Two years ago there was Dolly, the first mammal cloned from a single adult cell.
Last summer there was Cumulina, the first cloned mouse.
And then, in December, OVI-1 arrived -- the world's first calf to be cloned from an adult cow.
At that point, clone watchers couldn't help but notice: The only animals being cloned were females.
Some people began to wonder. Is there something about males that makes them hard to copy? And if human cloning ever catches on, will men get left behind in the duplicative rush?
Now those concerns can be put to rest. Researchers in Hawaii are reporting today the first documented cloning of an adult male -- a mouse named Fibro, cloned from the tip of a male mouse's tail.
Having proven that it is possible to clone males from tails, the researchers suggest that scientists may want to cut off and freeze the tail tips of various endangered and other precious species, so the animals can be propagated in the future.
University of Hawaii biologists Teruhiko Wakayama and Ryuzo Yanagimachi led the work -- the same scientists who reported last July that they had cloned Cumulina and about 50 other mice. When the scientists made that announcement, they also conceded that their efforts to clone male mice from testicular cells had failed. They promised to keep trying.

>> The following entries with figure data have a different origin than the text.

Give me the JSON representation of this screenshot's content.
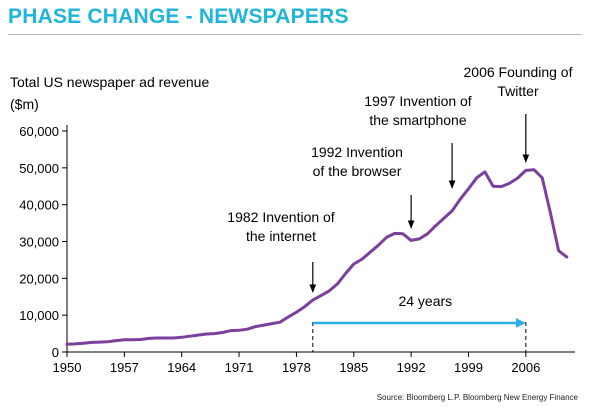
{
  "page": {
    "title": "PHASE CHANGE - NEWSPAPERS",
    "title_color": "#1fb4d9",
    "source": "Source: Bloomberg L.P. Bloomberg New Energy Finance"
  },
  "chart_data": {
    "type": "line",
    "title": "",
    "xlabel": "",
    "ylabel": "Total US newspaper ad revenue\n($m)",
    "xlim": [
      1950,
      2012
    ],
    "ylim": [
      0,
      60000
    ],
    "x_ticks": [
      1950,
      1957,
      1964,
      1971,
      1978,
      1985,
      1992,
      1999,
      2006
    ],
    "y_ticks": [
      0,
      10000,
      20000,
      30000,
      40000,
      50000,
      60000
    ],
    "y_tick_labels": [
      "0",
      "10,000",
      "20,000",
      "30,000",
      "40,000",
      "50,000",
      "60,000"
    ],
    "grid": false,
    "legend": "none",
    "series_color": "#7b3f9e",
    "series": [
      {
        "x": [
          1950,
          1951,
          1952,
          1953,
          1954,
          1955,
          1956,
          1957,
          1958,
          1959,
          1960,
          1961,
          1962,
          1963,
          1964,
          1965,
          1966,
          1967,
          1968,
          1969,
          1970,
          1971,
          1972,
          1973,
          1974,
          1975,
          1976,
          1977,
          1978,
          1979,
          1980,
          1981,
          1982,
          1983,
          1984,
          1985,
          1986,
          1987,
          1988,
          1989,
          1990,
          1991,
          1992,
          1993,
          1994,
          1995,
          1996,
          1997,
          1998,
          1999,
          2000,
          2001,
          2002,
          2003,
          2004,
          2005,
          2006,
          2007,
          2008,
          2009,
          2010,
          2011
        ],
        "y": [
          2100,
          2200,
          2400,
          2600,
          2700,
          2800,
          3100,
          3300,
          3300,
          3400,
          3700,
          3800,
          3800,
          3800,
          4000,
          4300,
          4600,
          4900,
          5000,
          5300,
          5800,
          5900,
          6200,
          6900,
          7300,
          7700,
          8100,
          9500,
          10800,
          12300,
          14100,
          15300,
          16600,
          18500,
          21300,
          23900,
          25200,
          27100,
          29000,
          31100,
          32200,
          32100,
          30300,
          30700,
          32100,
          34300,
          36300,
          38300,
          41500,
          44300,
          47300,
          48900,
          45000,
          44900,
          45800,
          47200,
          49300,
          49500,
          47300,
          37800,
          27500,
          25800
        ]
      }
    ],
    "annotations": [
      {
        "text": "1982 Invention of\nthe internet",
        "x": 1980
      },
      {
        "text": "1992 Invention\nof the browser",
        "x": 1992
      },
      {
        "text": "1997 Invention of\nthe smartphone",
        "x": 1997
      },
      {
        "text": "2006 Founding of\nTwitter",
        "x": 2006
      }
    ],
    "span": {
      "label": "24 years",
      "from": 1980,
      "to": 2006,
      "color": "#2aaee6"
    }
  }
}
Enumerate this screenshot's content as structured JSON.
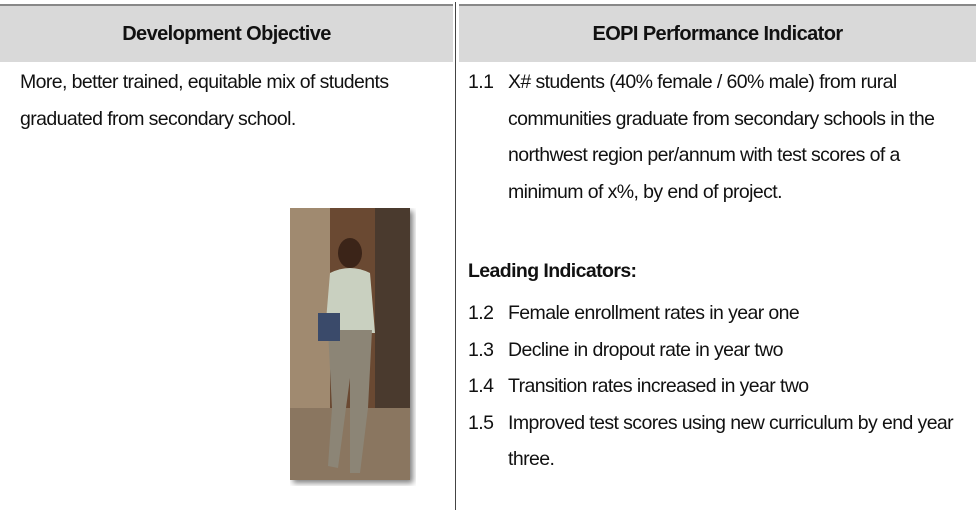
{
  "table": {
    "headers": [
      "Development Objective",
      "EOPI Performance Indicator"
    ],
    "objective": "More, better trained, equitable mix of students graduated from secondary school.",
    "main_indicator": {
      "number": "1.1",
      "text": "X# students (40% female / 60% male) from rural communities graduate from secondary schools in the northwest region per/annum with test scores of a minimum of x%, by end of project."
    },
    "leading_heading": "Leading Indicators:",
    "leading": [
      {
        "number": "1.2",
        "text": "Female enrollment rates in year one"
      },
      {
        "number": "1.3",
        "text": "Decline in dropout rate in year two"
      },
      {
        "number": "1.4",
        "text": "Transition rates increased in year two"
      },
      {
        "number": "1.5",
        "text": "Improved test scores using new curriculum by end year three."
      }
    ]
  }
}
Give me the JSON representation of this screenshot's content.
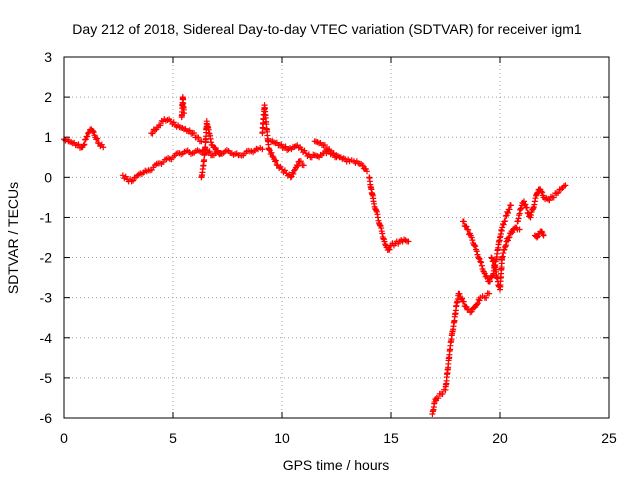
{
  "chart_data": {
    "type": "scatter",
    "title": "Day 212 of 2018, Sidereal Day-to-day VTEC variation (SDTVAR) for receiver igm1",
    "xlabel": "GPS time / hours",
    "ylabel": "SDTVAR / TECUs",
    "xlim": [
      0,
      25
    ],
    "ylim": [
      -6,
      3
    ],
    "xticks": [
      0,
      5,
      10,
      15,
      20,
      25
    ],
    "yticks": [
      -6,
      -5,
      -4,
      -3,
      -2,
      -1,
      0,
      1,
      2,
      3
    ],
    "xtick_labels": [
      "0",
      "5",
      "10",
      "15",
      "20",
      "25"
    ],
    "ytick_labels": [
      "-6",
      "-5",
      "-4",
      "-3",
      "-2",
      "-1",
      "0",
      "1",
      "2",
      "3"
    ],
    "grid": true,
    "marker": "+",
    "color": "#ff0000",
    "series": [
      {
        "name": "SDTVAR",
        "segments": [
          [
            [
              0.0,
              0.95
            ],
            [
              0.2,
              0.9
            ],
            [
              0.4,
              0.85
            ],
            [
              0.6,
              0.8
            ],
            [
              0.8,
              0.75
            ],
            [
              0.9,
              0.8
            ],
            [
              1.0,
              0.95
            ],
            [
              1.1,
              1.1
            ],
            [
              1.25,
              1.2
            ],
            [
              1.4,
              1.05
            ],
            [
              1.6,
              0.85
            ],
            [
              1.8,
              0.75
            ]
          ],
          [
            [
              2.7,
              0.05
            ],
            [
              2.9,
              -0.05
            ],
            [
              3.1,
              -0.1
            ],
            [
              3.3,
              0.0
            ],
            [
              3.5,
              0.1
            ],
            [
              3.8,
              0.15
            ],
            [
              4.1,
              0.25
            ],
            [
              4.4,
              0.35
            ],
            [
              4.7,
              0.45
            ],
            [
              5.0,
              0.5
            ],
            [
              5.3,
              0.6
            ],
            [
              5.6,
              0.65
            ],
            [
              5.9,
              0.6
            ],
            [
              6.2,
              0.65
            ],
            [
              6.5,
              0.7
            ],
            [
              6.8,
              0.55
            ],
            [
              7.1,
              0.6
            ],
            [
              7.4,
              0.65
            ],
            [
              7.7,
              0.6
            ],
            [
              8.0,
              0.55
            ],
            [
              8.3,
              0.6
            ],
            [
              8.6,
              0.65
            ],
            [
              8.9,
              0.7
            ],
            [
              9.1,
              0.7
            ]
          ],
          [
            [
              4.0,
              1.1
            ],
            [
              4.3,
              1.25
            ],
            [
              4.6,
              1.45
            ],
            [
              4.9,
              1.4
            ],
            [
              5.1,
              1.3
            ],
            [
              5.3,
              1.25
            ],
            [
              5.5,
              1.2
            ],
            [
              5.7,
              1.15
            ],
            [
              5.9,
              1.1
            ],
            [
              6.1,
              1.0
            ],
            [
              6.3,
              0.9
            ]
          ],
          [
            [
              5.4,
              1.5
            ],
            [
              5.45,
              2.0
            ],
            [
              5.5,
              1.6
            ]
          ],
          [
            [
              6.3,
              0.0
            ],
            [
              6.4,
              0.3
            ],
            [
              6.5,
              0.9
            ],
            [
              6.55,
              1.4
            ],
            [
              6.65,
              1.1
            ],
            [
              6.8,
              0.8
            ],
            [
              7.0,
              0.65
            ],
            [
              7.2,
              0.6
            ]
          ],
          [
            [
              9.1,
              1.1
            ],
            [
              9.2,
              1.8
            ],
            [
              9.3,
              1.2
            ],
            [
              9.4,
              0.7
            ],
            [
              9.6,
              0.5
            ],
            [
              9.8,
              0.3
            ],
            [
              10.0,
              0.2
            ],
            [
              10.2,
              0.1
            ],
            [
              10.4,
              0.0
            ],
            [
              10.6,
              0.2
            ],
            [
              10.8,
              0.4
            ],
            [
              11.0,
              0.3
            ]
          ],
          [
            [
              9.5,
              0.9
            ],
            [
              9.7,
              0.85
            ],
            [
              9.9,
              0.8
            ],
            [
              10.1,
              0.75
            ],
            [
              10.3,
              0.7
            ],
            [
              10.5,
              0.75
            ],
            [
              10.7,
              0.8
            ],
            [
              10.9,
              0.7
            ],
            [
              11.1,
              0.6
            ],
            [
              11.3,
              0.5
            ],
            [
              11.5,
              0.55
            ],
            [
              11.7,
              0.5
            ],
            [
              11.9,
              0.6
            ],
            [
              12.1,
              0.65
            ],
            [
              12.3,
              0.6
            ],
            [
              12.5,
              0.55
            ],
            [
              12.7,
              0.5
            ],
            [
              12.9,
              0.45
            ],
            [
              13.1,
              0.4
            ],
            [
              13.3,
              0.4
            ],
            [
              13.5,
              0.35
            ],
            [
              13.7,
              0.3
            ],
            [
              13.9,
              0.15
            ]
          ],
          [
            [
              11.5,
              0.9
            ],
            [
              11.7,
              0.85
            ],
            [
              11.9,
              0.8
            ],
            [
              12.1,
              0.7
            ],
            [
              12.3,
              0.6
            ],
            [
              12.5,
              0.5
            ]
          ],
          [
            [
              14.0,
              0.0
            ],
            [
              14.1,
              -0.3
            ],
            [
              14.2,
              -0.6
            ],
            [
              14.3,
              -0.8
            ],
            [
              14.4,
              -1.0
            ],
            [
              14.5,
              -1.2
            ],
            [
              14.6,
              -1.4
            ],
            [
              14.7,
              -1.6
            ],
            [
              14.8,
              -1.75
            ],
            [
              14.9,
              -1.8
            ],
            [
              15.0,
              -1.7
            ],
            [
              15.2,
              -1.65
            ],
            [
              15.4,
              -1.6
            ],
            [
              15.6,
              -1.55
            ],
            [
              15.8,
              -1.6
            ]
          ],
          [
            [
              16.9,
              -5.9
            ],
            [
              17.0,
              -5.6
            ],
            [
              17.1,
              -5.5
            ],
            [
              17.3,
              -5.4
            ],
            [
              17.5,
              -5.3
            ],
            [
              17.6,
              -4.8
            ],
            [
              17.7,
              -4.3
            ],
            [
              17.8,
              -3.9
            ],
            [
              17.9,
              -3.6
            ],
            [
              18.0,
              -3.2
            ],
            [
              18.1,
              -2.9
            ],
            [
              18.3,
              -3.1
            ],
            [
              18.5,
              -3.3
            ],
            [
              18.7,
              -3.35
            ],
            [
              18.9,
              -3.2
            ],
            [
              19.1,
              -3.0
            ],
            [
              19.3,
              -3.0
            ],
            [
              19.5,
              -2.9
            ]
          ],
          [
            [
              18.3,
              -1.1
            ],
            [
              18.5,
              -1.3
            ],
            [
              18.7,
              -1.5
            ],
            [
              18.9,
              -1.8
            ],
            [
              19.1,
              -2.1
            ],
            [
              19.3,
              -2.4
            ],
            [
              19.5,
              -2.6
            ],
            [
              19.7,
              -2.4
            ],
            [
              19.8,
              -2.1
            ],
            [
              19.9,
              -1.8
            ],
            [
              20.0,
              -1.5
            ],
            [
              20.1,
              -1.25
            ],
            [
              20.2,
              -1.1
            ],
            [
              20.3,
              -0.95
            ],
            [
              20.4,
              -0.8
            ],
            [
              20.5,
              -0.7
            ]
          ],
          [
            [
              19.6,
              -2.0
            ],
            [
              19.7,
              -2.1
            ],
            [
              19.8,
              -2.3
            ],
            [
              19.9,
              -2.6
            ],
            [
              20.0,
              -2.8
            ],
            [
              20.05,
              -2.4
            ],
            [
              20.1,
              -2.0
            ],
            [
              20.2,
              -1.8
            ],
            [
              20.3,
              -1.6
            ],
            [
              20.4,
              -1.5
            ],
            [
              20.5,
              -1.4
            ],
            [
              20.6,
              -1.3
            ],
            [
              20.7,
              -1.25
            ],
            [
              20.8,
              -1.3
            ],
            [
              20.9,
              -1.3
            ]
          ],
          [
            [
              20.8,
              -1.1
            ],
            [
              20.9,
              -0.9
            ],
            [
              21.0,
              -0.7
            ],
            [
              21.1,
              -0.6
            ],
            [
              21.2,
              -0.75
            ],
            [
              21.3,
              -0.9
            ],
            [
              21.4,
              -1.0
            ],
            [
              21.5,
              -0.8
            ],
            [
              21.6,
              -0.6
            ],
            [
              21.7,
              -0.4
            ],
            [
              21.8,
              -0.3
            ],
            [
              21.9,
              -0.35
            ],
            [
              22.0,
              -0.5
            ],
            [
              22.2,
              -0.55
            ],
            [
              22.4,
              -0.5
            ],
            [
              22.6,
              -0.4
            ],
            [
              22.8,
              -0.3
            ],
            [
              23.0,
              -0.2
            ]
          ],
          [
            [
              21.6,
              -1.45
            ],
            [
              21.7,
              -1.5
            ],
            [
              21.8,
              -1.4
            ],
            [
              21.9,
              -1.35
            ],
            [
              22.0,
              -1.45
            ]
          ]
        ]
      }
    ]
  }
}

In the new experiments, described in today's issue of the journal Nature Genetics, the team started with skin cells, called fibroblasts, taken from the tail tips of male mice. After growing those cells in a dish for awhile, they performed the key step that is the essence of all cloning: In a painstaking procedure repeated 717 times, they isolated the core, or nucleus, of each tail cell -- containing the cell's genes -- and inserted each of those cores into a mouse egg that had its own DNA removed.
As the scientists had hoped, unidentified natural substances inside the eggs "reprogrammed" the tail cell genes so that the eggs behaved as though they were freshly fertilized. After a few initial divisions in a laboratory dish, 274 of the embryos were transferred to the wombs of surrogate mother mice, to grow into clones whose genetic makeup would be identical to the mice whose tails had been snipped.
The method is inefficient. Only three live offspring were born, and two of them died within an hour after birth from breathing problems. The third, Fibro, appears healthy, however, and has sired several litters since arriving by Caesarean section in October.
"He's happy and a good father and has many babies," Yanagimachi said.
All three clones were about normal birth weight. But they also had deformed placentas twice the average size -- a problem that has proven common in many cloned species. Some experts suspect that the abnormal placentas are the result of a molecular glitch caused by the lack of any genetic contribution from a second parent. In some cases, the placental problems seem to be causing other developmental problems, including underdeveloped lungs, which Yanagimachi said may have contributed to the deaths of the two clones.
The lack of cloned males until now was largely a matter of convenience, researchers said. Dolly was cloned from a cow's udder cell, for example, because udder cells were available from other experiments.
Similarly, scientists striving to create bovine clones have focused their efforts more on cows than on bulls because the goal has been to make herds of gene-altered cows that make human medicines in their milk. (Japanese scientists said last year they had cloned a bull, but they have not published their research yet.)
Cumulina and her sisters were cloned from the "cumulus cells" that surround mouse ovaries, which are the mother lode of mouse eggs needed for cloning experiments.
"Basically, they were handy," said George Seidel, a reproductive physiologist at Colorado State University. "They're right where the eggs are, so in the same operation you can get them."